THE ‘internationally important’ Lady Godiva-founded Priory Visitor Centre (PVC) will finally re-open its doors to the world next month following its closure from council cuts and the Observer’s #savethepriory campaign.
The organisation selected by the council as its preferred bidder to step in and run it as a social enterprise – called Inspiring Communities – has announced it will re-open the city centre venue, in Priory Place, on September 10 and 11 as part of the city’s Heritage weekend.
Inspiring Communities’ Carole Donnelly said it would be a taster of what is to come for the centre, home to the remains of the city’s 1,000-year-old first cathedral and priory, which closed in February. She added visitors during the annual Heritage weekend – when lots of the city’s historic sites open their doors – will also be able to have their say with a questionnaire on what activities they want at the venue in future.
There will be a tour of the undercrofts and people interested in volunteering to help run the centre are also encouraged to go along.

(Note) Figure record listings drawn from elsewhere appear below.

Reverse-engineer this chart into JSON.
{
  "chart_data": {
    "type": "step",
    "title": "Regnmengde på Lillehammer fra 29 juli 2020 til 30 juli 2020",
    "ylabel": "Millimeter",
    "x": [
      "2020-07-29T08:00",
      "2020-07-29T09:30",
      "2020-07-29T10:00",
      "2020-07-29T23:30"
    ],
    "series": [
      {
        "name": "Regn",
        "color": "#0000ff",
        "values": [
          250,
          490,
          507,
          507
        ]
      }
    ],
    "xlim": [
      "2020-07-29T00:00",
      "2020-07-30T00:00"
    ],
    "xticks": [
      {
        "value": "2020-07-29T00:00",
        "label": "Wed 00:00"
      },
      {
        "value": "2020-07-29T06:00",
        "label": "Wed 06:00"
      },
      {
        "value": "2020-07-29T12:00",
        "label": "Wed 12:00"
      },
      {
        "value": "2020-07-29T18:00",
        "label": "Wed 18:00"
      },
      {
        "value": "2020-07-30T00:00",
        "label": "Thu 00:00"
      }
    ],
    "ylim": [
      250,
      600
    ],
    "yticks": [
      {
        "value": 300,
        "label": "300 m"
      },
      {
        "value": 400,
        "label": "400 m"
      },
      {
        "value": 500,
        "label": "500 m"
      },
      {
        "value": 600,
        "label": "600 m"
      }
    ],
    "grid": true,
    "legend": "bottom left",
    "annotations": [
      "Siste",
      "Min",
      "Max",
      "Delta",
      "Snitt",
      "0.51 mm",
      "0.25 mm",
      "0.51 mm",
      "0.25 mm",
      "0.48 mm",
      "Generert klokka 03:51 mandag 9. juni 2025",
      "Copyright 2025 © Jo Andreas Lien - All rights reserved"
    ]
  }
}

A long overdue Priory Visitor Centre Facebook page has now been set up and other social media will follow.
The expected permanent re-opening is still some months away because of the legal process of establishing the new three-year lease, and the entire formal takeover is still technically subject to final agreements. The council is not expected to consider completing the process before a cabinet meeting in October.
The Observer’s #SaveThePriory campaign has since February has called on the council to ensure the ‘city’s birthplace’ tourism venue is re-opened urgently, with community group takeovers only being one potential solution. Ms Donnelly told us her winning bid proposed a model which would also involve other social enterprise businesses operating cultural and other activities from the multi-purpose venue.

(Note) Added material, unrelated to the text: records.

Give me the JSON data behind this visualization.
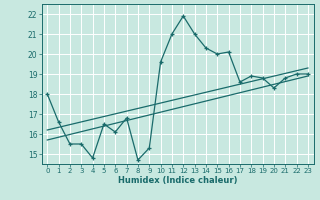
{
  "xlabel": "Humidex (Indice chaleur)",
  "background_color": "#c8e8e0",
  "grid_color": "#ffffff",
  "line_color": "#1a6b6b",
  "xlim": [
    -0.5,
    23.5
  ],
  "ylim": [
    14.5,
    22.5
  ],
  "xticks": [
    0,
    1,
    2,
    3,
    4,
    5,
    6,
    7,
    8,
    9,
    10,
    11,
    12,
    13,
    14,
    15,
    16,
    17,
    18,
    19,
    20,
    21,
    22,
    23
  ],
  "yticks": [
    15,
    16,
    17,
    18,
    19,
    20,
    21,
    22
  ],
  "zigzag_x": [
    0,
    1,
    2,
    3,
    4,
    5,
    6,
    7,
    8,
    9,
    10,
    11,
    12,
    13,
    14,
    15,
    16,
    17,
    18,
    19,
    20,
    21,
    22,
    23
  ],
  "zigzag_y": [
    18.0,
    16.6,
    15.5,
    15.5,
    14.8,
    16.5,
    16.1,
    16.8,
    14.7,
    15.3,
    19.6,
    21.0,
    21.9,
    21.0,
    20.3,
    20.0,
    20.1,
    18.6,
    18.9,
    18.8,
    18.3,
    18.8,
    19.0,
    19.0
  ],
  "trend1_x": [
    0,
    23
  ],
  "trend1_y": [
    15.7,
    18.9
  ],
  "trend2_x": [
    0,
    23
  ],
  "trend2_y": [
    16.2,
    19.3
  ]
}
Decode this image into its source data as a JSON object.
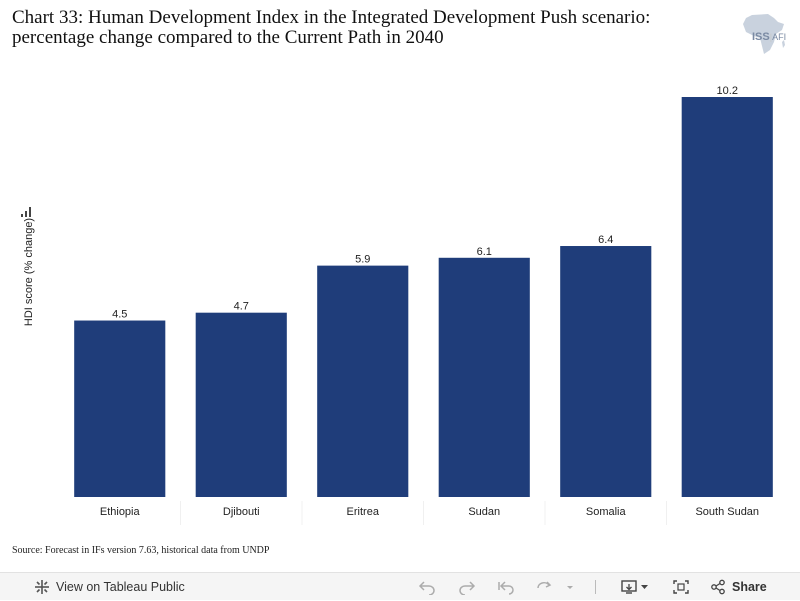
{
  "title": "Chart 33: Human Development Index in the Integrated Development Push scenario: percentage change compared to the Current Path in 2040",
  "logo": {
    "name": "ISS",
    "suffix": "AFI"
  },
  "source": "Source: Forecast in IFs version 7.63, historical data from UNDP",
  "chart_data": {
    "type": "bar",
    "title": "Chart 33: Human Development Index in the Integrated Development Push scenario: percentage change compared to the Current Path in 2040",
    "xlabel": "",
    "ylabel": "HDI score (% change)",
    "categories": [
      "Ethiopia",
      "Djibouti",
      "Eritrea",
      "Sudan",
      "Somalia",
      "South Sudan"
    ],
    "values": [
      4.5,
      4.7,
      5.9,
      6.1,
      6.4,
      10.2
    ],
    "value_labels": [
      "4.5",
      "4.7",
      "5.9",
      "6.1",
      "6.4",
      "10.2"
    ],
    "ylim": [
      0,
      10.2
    ],
    "grid": false,
    "bar_color": "#1f3d7a"
  },
  "toolbar": {
    "view_label": "View on Tableau Public",
    "share_label": "Share"
  },
  "icons": [
    "tableau-icon",
    "undo-icon",
    "redo-icon",
    "revert-icon",
    "refresh-icon",
    "pause-icon",
    "download-icon",
    "fullscreen-icon",
    "share-icon",
    "sort-icon"
  ]
}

She revealed her bid proposed five categories for the venue – history; tourism; education (promoting the city’s mediaeval story to future generations); a community space (including for a multi-faith group which currently uses the function room); and ‘health and wellbeing’ (including yoga and other classes, and a healthy eating cafe).

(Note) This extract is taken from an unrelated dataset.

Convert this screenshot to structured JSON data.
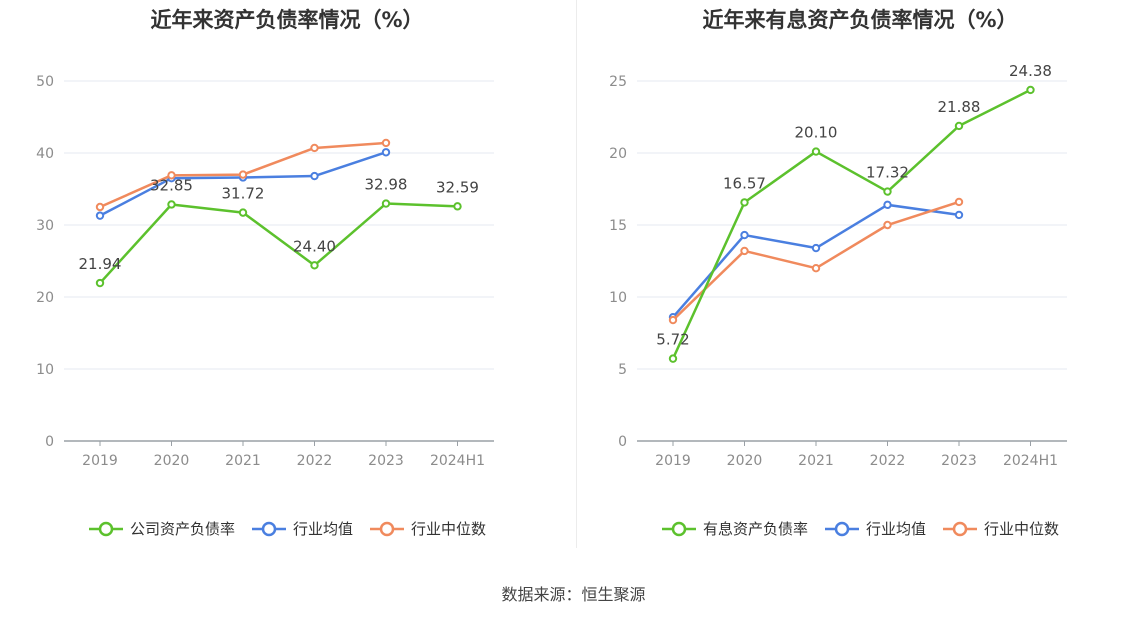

She said last month the bid had the backing of the Coventry University Social Enterprise Club, which was providing support over the business model; and preservation group the Coventry Society, which might also provide volunteers. Jobs and apprenticeships would be created and funding bids could be made to the Lottery and other organisations.
The centre was closed to save an alleged £100,000, less than half the council chief executive’s annual earnings. Our campaign call has been supported by prominent figures including the Bishop of Coventry, the reverend Dr Christopher Cocksworth; TV Time Team presenter and Blackadder actor Sir Tony Robinson; eminent medieval historian Dr Jonathan Foyle; Coventry South Labour MP Jim Cunningham and Tory councillor and tourism guide Roger Bailey.
The Bishop of Coventry described the centre’s remains and artefacts as one of our city’s great treasures. He added: “The original St Mary’s cathedral and priory played a very important role in the early life of our great city, part of the city’s story which the world urgently needs to hear”.
Sir Tony Robinson, whose Time Team twice visited the site uncovered during Millennium excavations, described the treasures as being of international significance, while Dr Foyle said Coventry should be doing more to show off its unique medieval treasures to the world. Treasures include a glorious Chapter House wall painting, carved sandstone gargoyles, and 14th century tile floors.